Tuesday 27 November 2018

Down in the dungeon - with Whitehack and The Black Hack Second Edition

Although I often run RPGs without miniatures, I find them useful for new players, games with children and - especially - for games with lots of players. The third category often comprises the first two, making miniatures and floorplans especially useful.

Last weekend, I ran two games - the first for first-time players (my colleagues) and the second for my kids and their friends. I used the same scenario: a dungeon-crawl with an intro stolen wholesale from Jack Vance's The Eyes of the Overworld. 

For the first game, we used the second edition of The Black Hack. I loved running this. The player-facing rolls keep everyone involved, and the system's nicely intuitive (basically, everything's a d20 attribute check). I was very impressed with how the new armour system works. The degradation of armour's much easier to track than in the first edition, and gives the players lots of risk/reward decisions to make.

The Whitehack game was a blast too. It remains my favoured version of D&D for campaigns, because it allows a bit more subtlety and because there's a little more parity between players and NPCs. While I love The Black Hacks' dice-burning system for armour, traditional armour class allows you to fiddle around with monsters a bit more. For example, in Whitehack, I occasionally confront the PCs with brass automata who have AC 10 but only a single hit point each. That makes them tricky opponents without being overwhelming, and involves no bookkeeping whatsoever. It might be hard to achieve the same in The Black Hack.

I did, however, import The Black Hack's usage dice into Whitehack. These are very useful for rations,  ammunition and the like. They ensure that resource management and uncertainty remain core parts of the game.

For both weekend sessions, I used hand-drawn floorplans. These are my preferred option for miniature-based RPGs. They're quick to make, they afford much more design freedom than commercial tiles, and they're 'what you see is what you get': if I've drawn a troglodyte hide staked out on the floor of a room, then that's what's there when the PCs enter.

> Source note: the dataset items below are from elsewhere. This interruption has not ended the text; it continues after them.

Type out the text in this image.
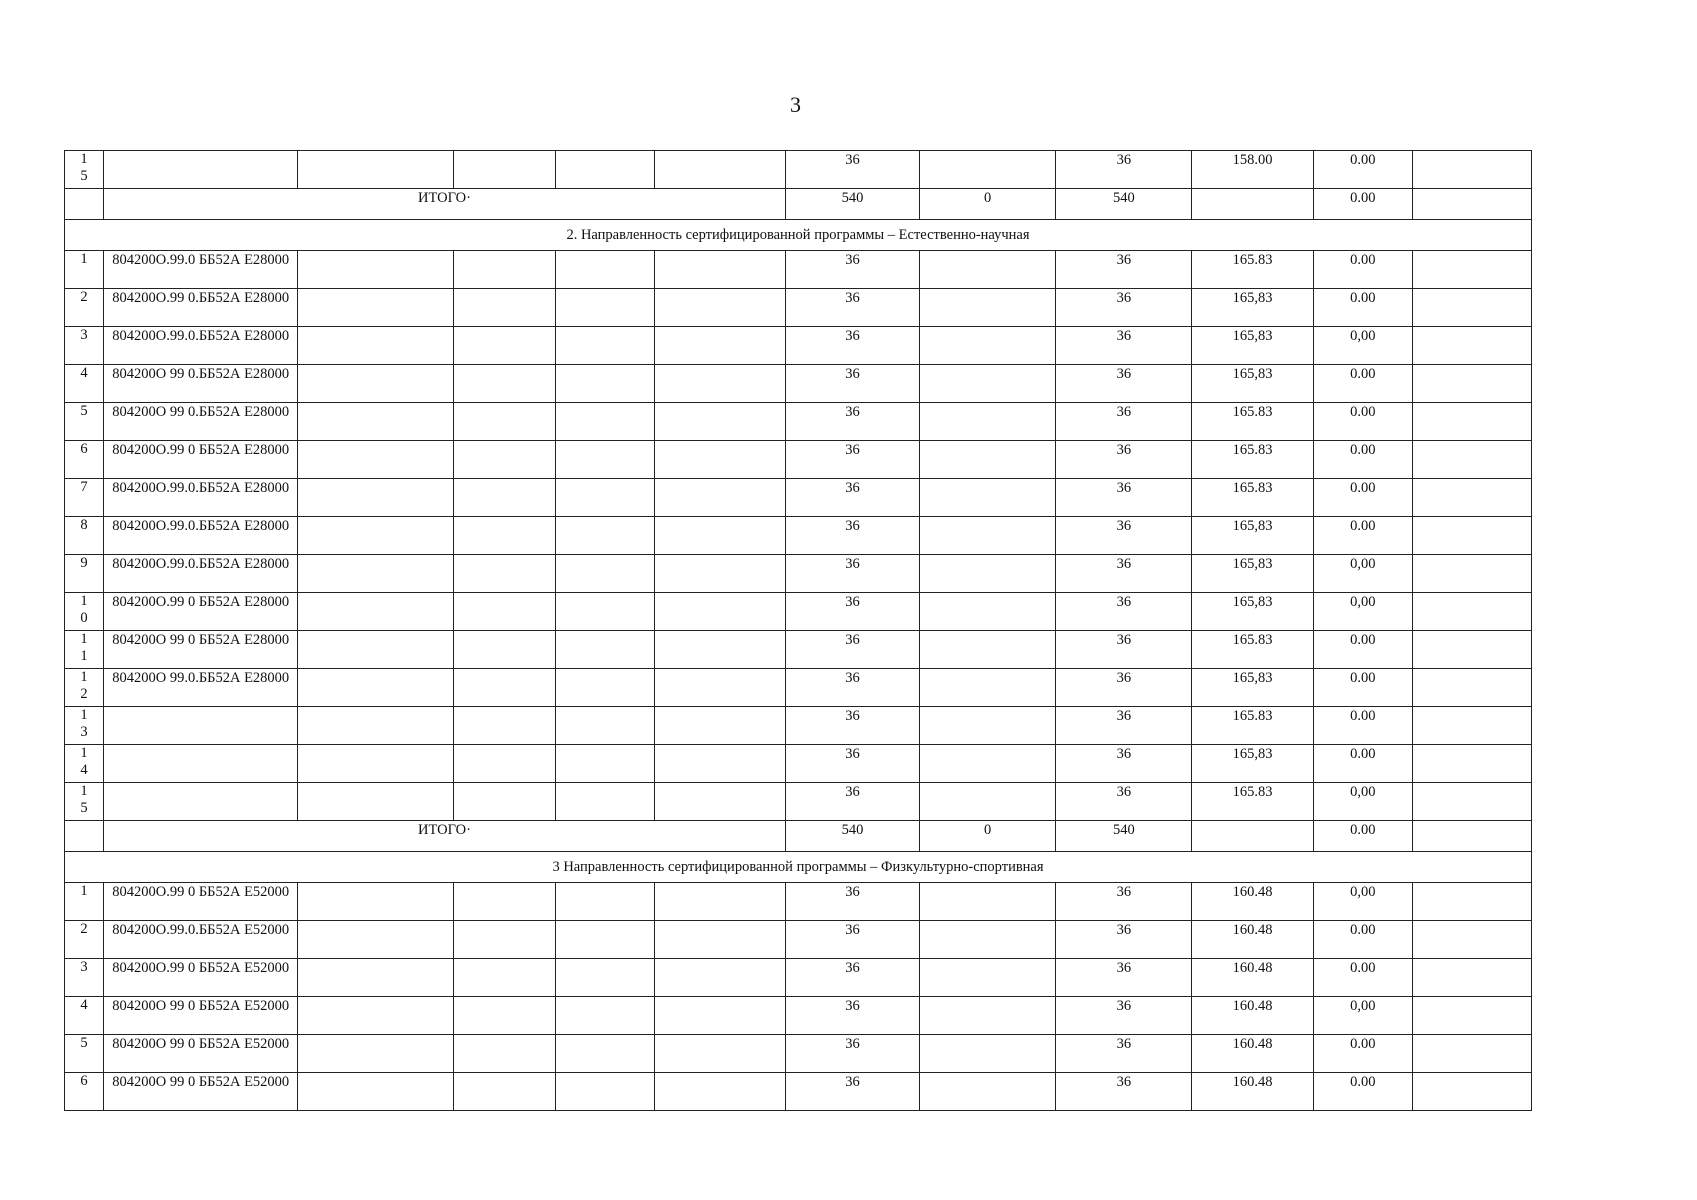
3
1
5						36		36	158.00	0.00	
	ИТОГО·					540	0	540		0.00	
2. Направленность сертифицированной программы – Естественно-научная											

1	804200О.99.0 ББ52А Е28000					36		36	165.83	0.00	

2	804200О.99 0.ББ52А Е28000					36		36	165,83	0.00	

3	804200О.99.0.ББ52А Е28000					36		36	165,83	0,00	

4	804200О 99 0.ББ52А Е28000					36		36	165,83	0.00	

5	804200О 99 0.ББ52А Е28000					36		36	165.83	0.00	

6	804200О.99 0 ББ52А Е28000					36		36	165.83	0.00	

7	804200О.99.0.ББ52А Е28000					36		36	165.83	0.00	

8	804200О.99.0.ББ52А Е28000					36		36	165,83	0.00	

9	804200О.99.0.ББ52А Е28000					36		36	165,83	0,00	

1
0	804200О.99 0 ББ52А Е28000					36		36	165,83	0,00	

1
1	804200О 99 0 ББ52А Е28000					36		36	165.83	0.00	

1
2	804200О 99.0.ББ52А Е28000					36		36	165,83	0.00	

1
3						36		36	165.83	0.00	

1
4						36		36	165,83	0.00	

1
5						36		36	165.83	0,00	
	ИТОГО·					540	0	540		0.00	
3 Направленность сертифицированной программы – Физкультурно-спортивная											

1	804200О.99 0 ББ52А Е52000					36		36	160.48	0,00	

2	804200О.99.0.ББ52А Е52000					36		36	160.48	0.00	

3	804200О.99 0 ББ52А Е52000					36		36	160.48	0.00	

4	804200О 99 0 ББ52А Е52000					36		36	160.48	0,00	

5	804200О 99 0 ББ52А Е52000					36		36	160.48	0.00	

6	804200О 99 0 ББ52А Е52000					36		36	160.48	0.00	
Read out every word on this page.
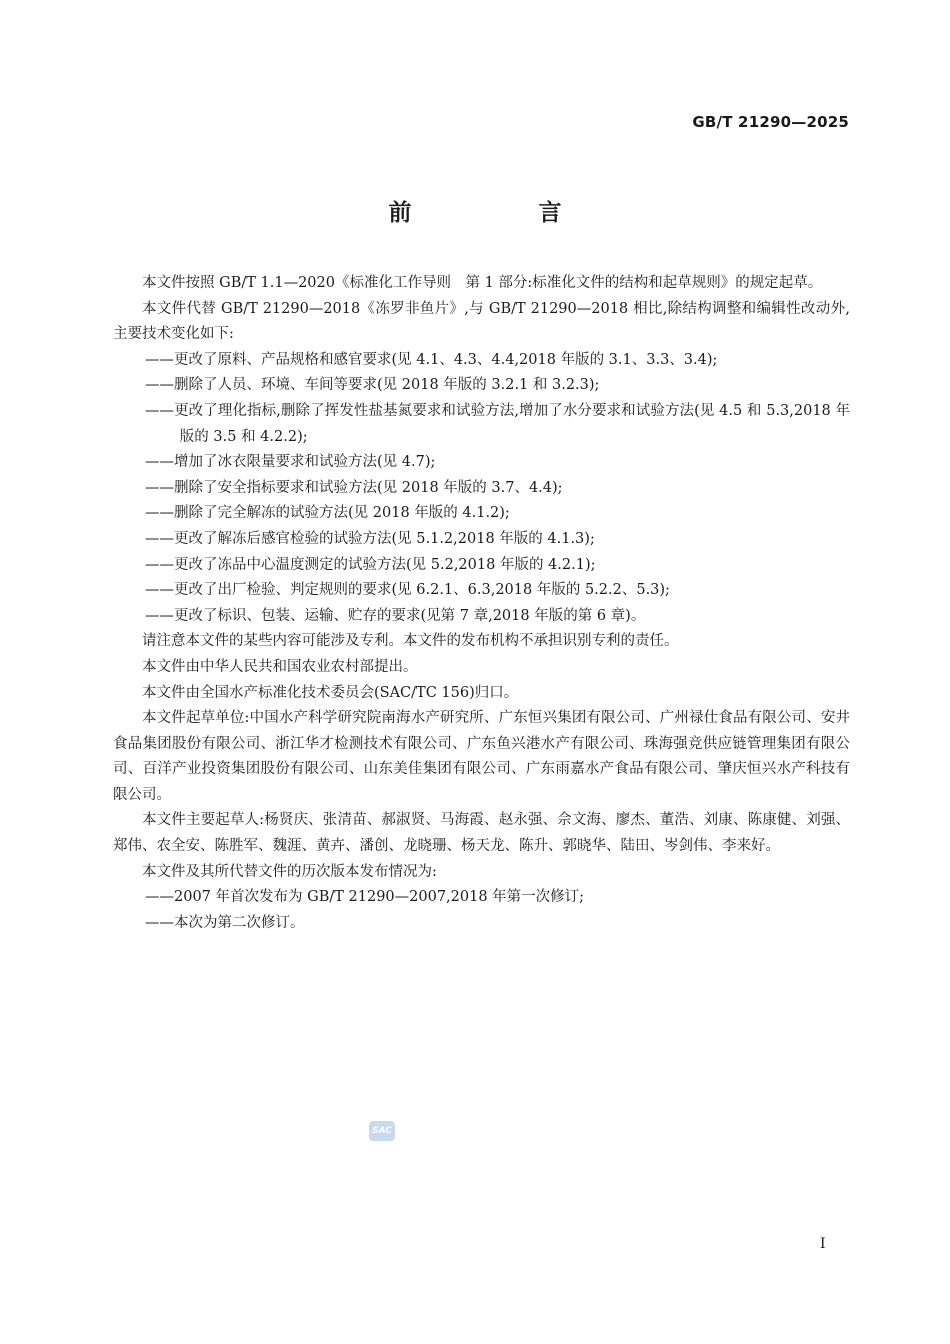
GB/T 21290—2025
前　言

本文件按照 GB/T 1.1—2020《标准化工作导则　第 1 部分:标准化文件的结构和起草规则》的规定起草。

本文件代替 GB/T 21290—2018《冻罗非鱼片》,与 GB/T 21290—2018 相比,除结构调整和编辑性改动外,主要技术变化如下:

——更改了原料、产品规格和感官要求(见 4.1、4.3、4.4,2018 年版的 3.1、3.3、3.4);

——删除了人员、环境、车间等要求(见 2018 年版的 3.2.1 和 3.2.3);

——更改了理化指标,删除了挥发性盐基氮要求和试验方法,增加了水分要求和试验方法(见 4.5 和 5.3,2018 年版的 3.5 和 4.2.2);

——增加了冰衣限量要求和试验方法(见 4.7);

——删除了安全指标要求和试验方法(见 2018 年版的 3.7、4.4);

——删除了完全解冻的试验方法(见 2018 年版的 4.1.2);

——更改了解冻后感官检验的试验方法(见 5.1.2,2018 年版的 4.1.3);

——更改了冻品中心温度测定的试验方法(见 5.2,2018 年版的 4.2.1);

——更改了出厂检验、判定规则的要求(见 6.2.1、6.3,2018 年版的 5.2.2、5.3);

——更改了标识、包装、运输、贮存的要求(见第 7 章,2018 年版的第 6 章)。

请注意本文件的某些内容可能涉及专利。本文件的发布机构不承担识别专利的责任。

本文件由中华人民共和国农业农村部提出。

本文件由全国水产标准化技术委员会(SAC/TC 156)归口。

本文件起草单位:中国水产科学研究院南海水产研究所、广东恒兴集团有限公司、广州禄仕食品有限公司、安井食品集团股份有限公司、浙江华才检测技术有限公司、广东鱼兴港水产有限公司、珠海强竞供应链管理集团有限公司、百洋产业投资集团股份有限公司、山东美佳集团有限公司、广东雨嘉水产食品有限公司、肇庆恒兴水产科技有限公司。

本文件主要起草人:杨贤庆、张清苗、郝淑贤、马海霞、赵永强、佘文海、廖杰、董浩、刘康、陈康健、刘强、郑伟、农全安、陈胜军、魏涯、黄卉、潘创、龙晓珊、杨天龙、陈升、郭晓华、陆田、岑剑伟、李来好。

本文件及其所代替文件的历次版本发布情况为:

——2007 年首次发布为 GB/T 21290—2007,2018 年第一次修订;

——本次为第二次修订。

SAC
Ⅰ
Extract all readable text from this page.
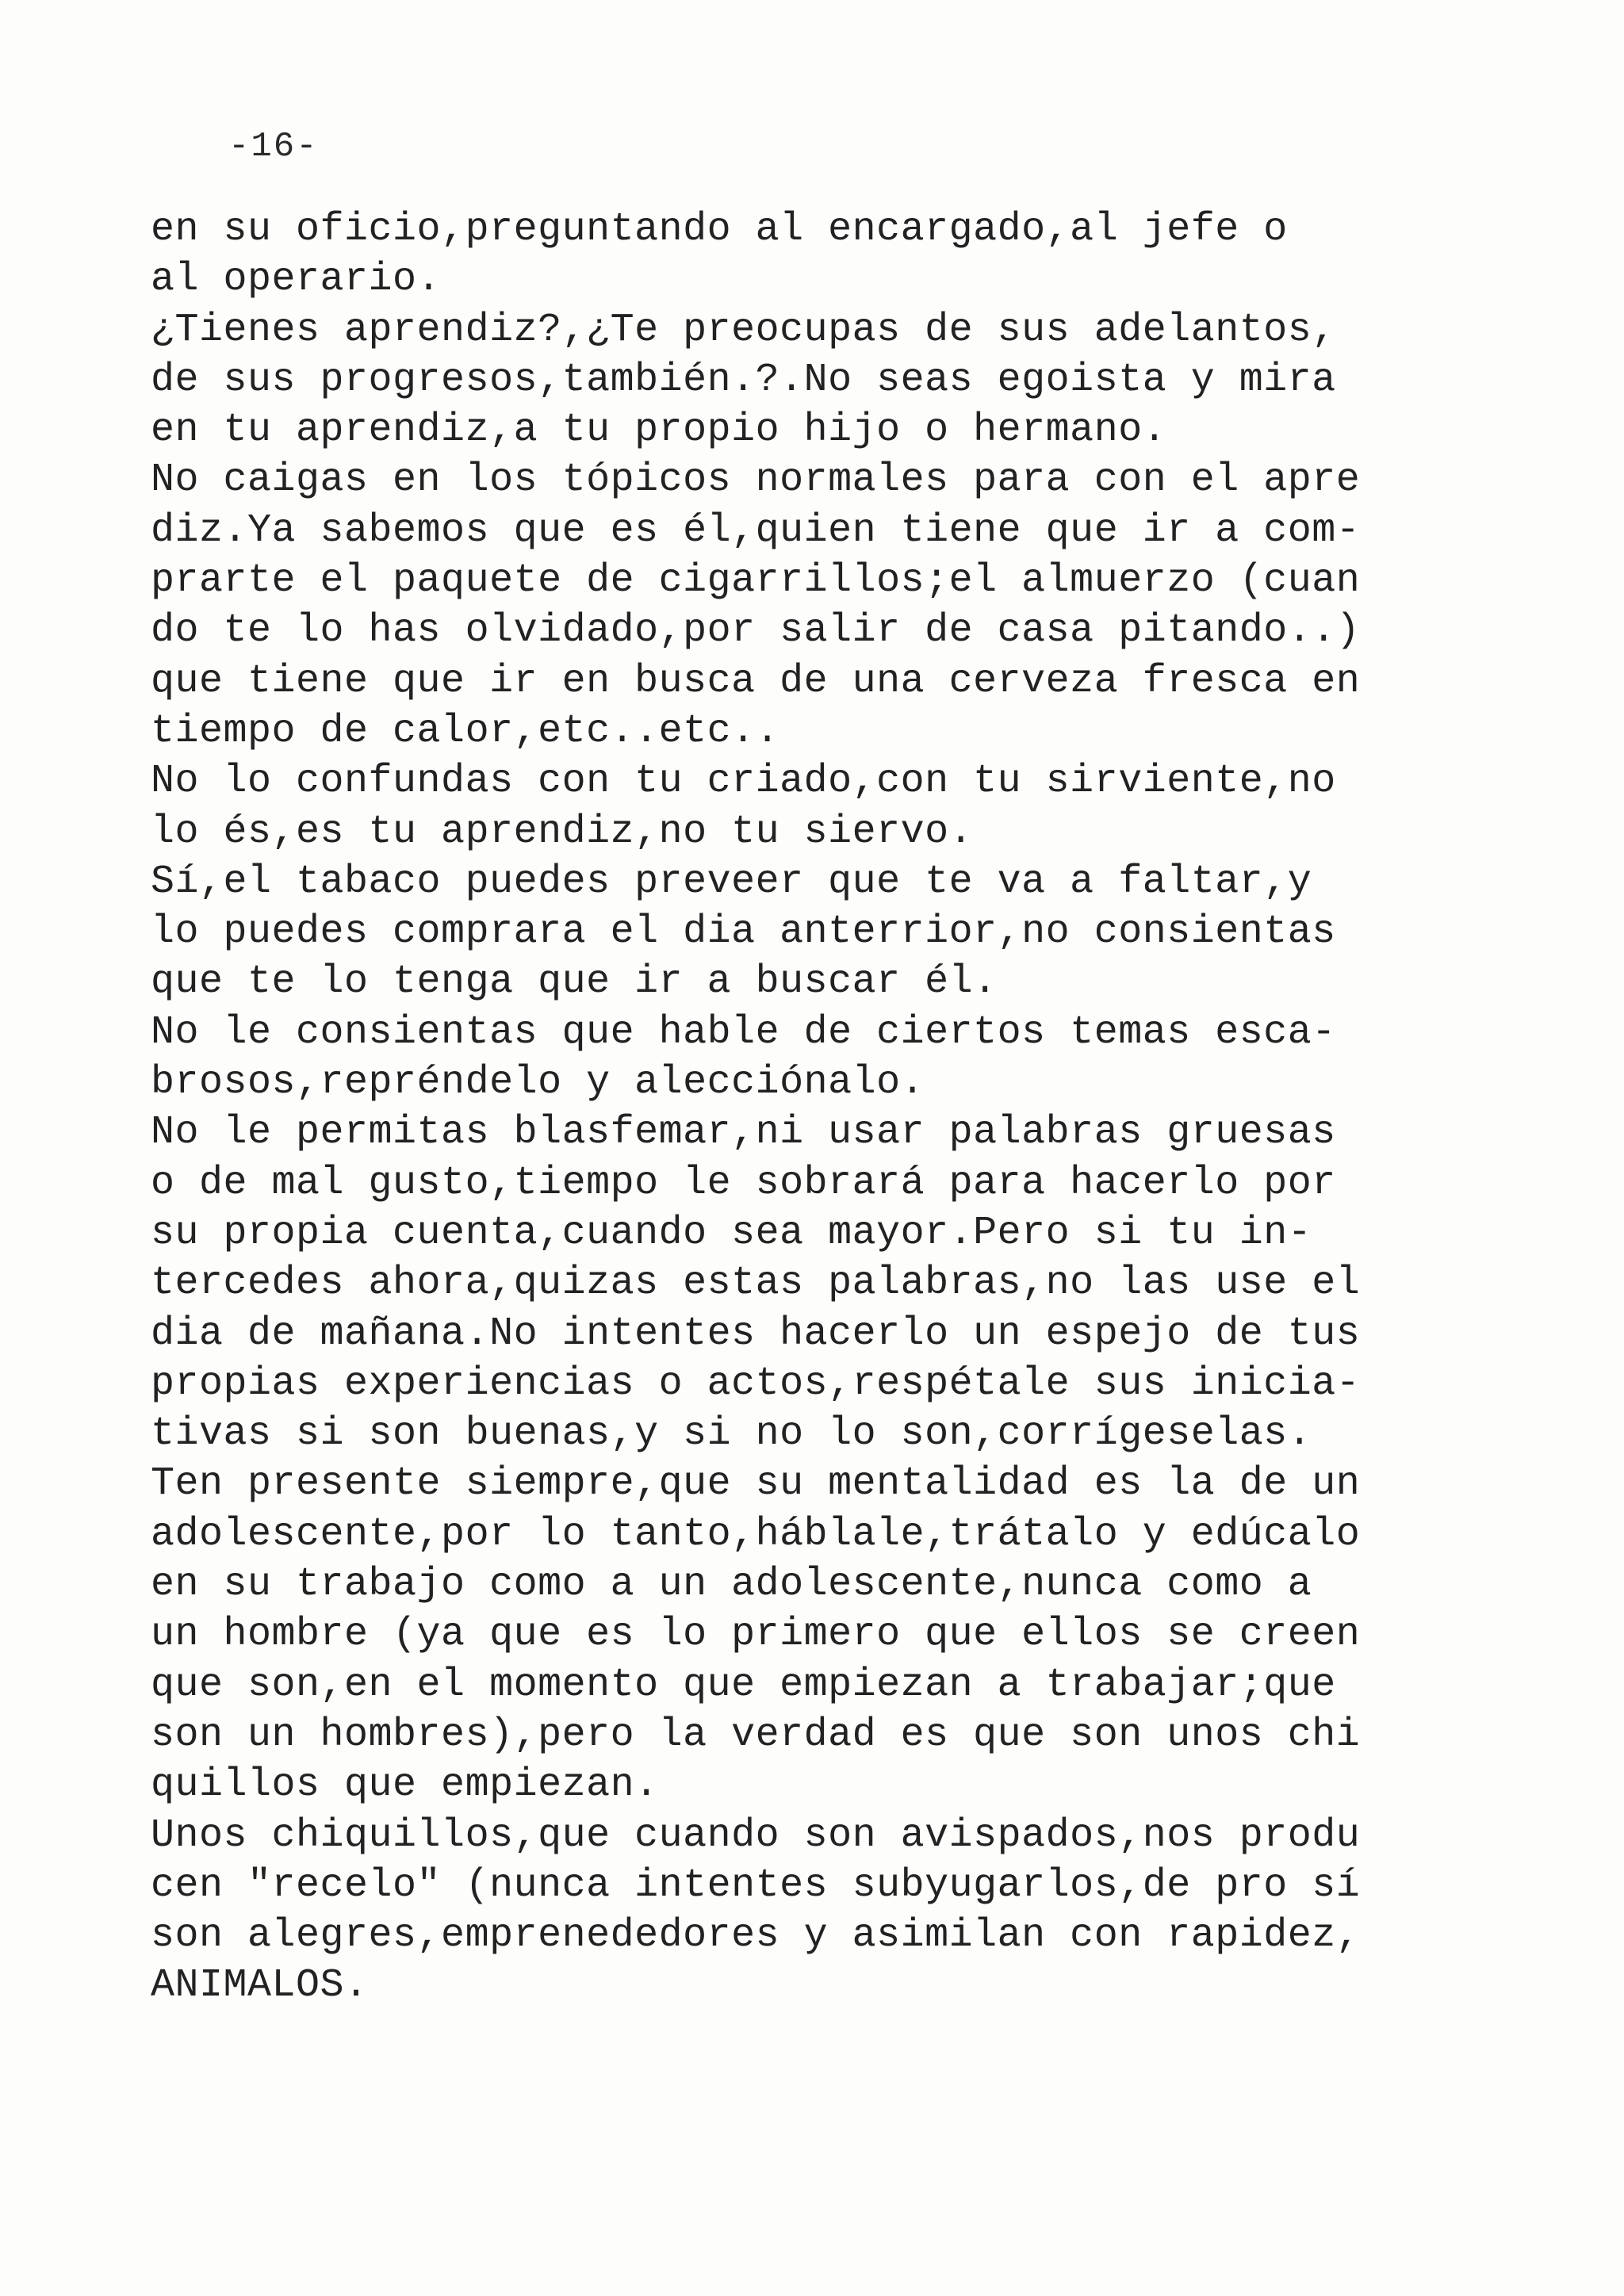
-16-
en su oficio,preguntando al encargado,al jefe o
al operario.
¿Tienes aprendiz?,¿Te preocupas de sus adelantos,
de sus progresos,también.?.No seas egoista y mira
en tu aprendiz,a tu propio hijo o hermano.
No caigas en los tópicos normales para con el apre
diz.Ya sabemos que es él,quien tiene que ir a com-
prarte el paquete de cigarrillos;el almuerzo (cuan
do te lo has olvidado,por salir de casa pitando..)
que tiene que ir en busca de una cerveza fresca en
tiempo de calor,etc..etc..
No lo confundas con tu criado,con tu sirviente,no
lo és,es tu aprendiz,no tu siervo.
Sí,el tabaco puedes preveer que te va a faltar,y
lo puedes comprara el dia anterrior,no consientas
que te lo tenga que ir a buscar él.
No le consientas que hable de ciertos temas esca-
brosos,repréndelo y alecciónalo.
No le permitas blasfemar,ni usar palabras gruesas
o de mal gusto,tiempo le sobrará para hacerlo por
su propia cuenta,cuando sea mayor.Pero si tu in-
tercedes ahora,quizas estas palabras,no las use el
dia de mañana.No intentes hacerlo un espejo de tus
propias experiencias o actos,respétale sus inicia-
tivas si son buenas,y si no lo son,corrígeselas.
Ten presente siempre,que su mentalidad es la de un
adolescente,por lo tanto,háblale,trátalo y edúcalo
en su trabajo como a un adolescente,nunca como a
un hombre (ya que es lo primero que ellos se creen
que son,en el momento que empiezan a trabajar;que
son un hombres),pero la verdad es que son unos chi
quillos que empiezan.
Unos chiquillos,que cuando son avispados,nos produ
cen "recelo" (nunca intentes subyugarlos,de pro sí
son alegres,emprenededores y asimilan con rapidez,
ANIMALOS.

Drawing out the floorplans means that the 'master map' can be very sketchy. I started with a rough scrawl and then drew out a clearer fair copy once the floorplans were finished. The advantage of this approach is that all your effort is visible for the players (and the crudeness of the GM's map makes it almost unintelligible to players should they happen to glimpse it. 

I add 3D terrain where I have it, but I draw it in quickly in case I forget or misplace the scenics:

With ...

... and without
In the second game, we had eight players. The party split up, with two tackling the lower entrance while the rest headed for the orc outpost above. The floorplans were a huge help here, as it was easy to coordinate the action and for the players to visualise (eventually) how the two parts of the complex connected.

Another advantage of floorplans is that they speed things up. It's easy to glance at the table at the end of each turn and work out how far unseen monsters attracted by noise or scent will advanced through the dungeon. And of course it's far faster than drawing out rooms and corridors on a mat as you go.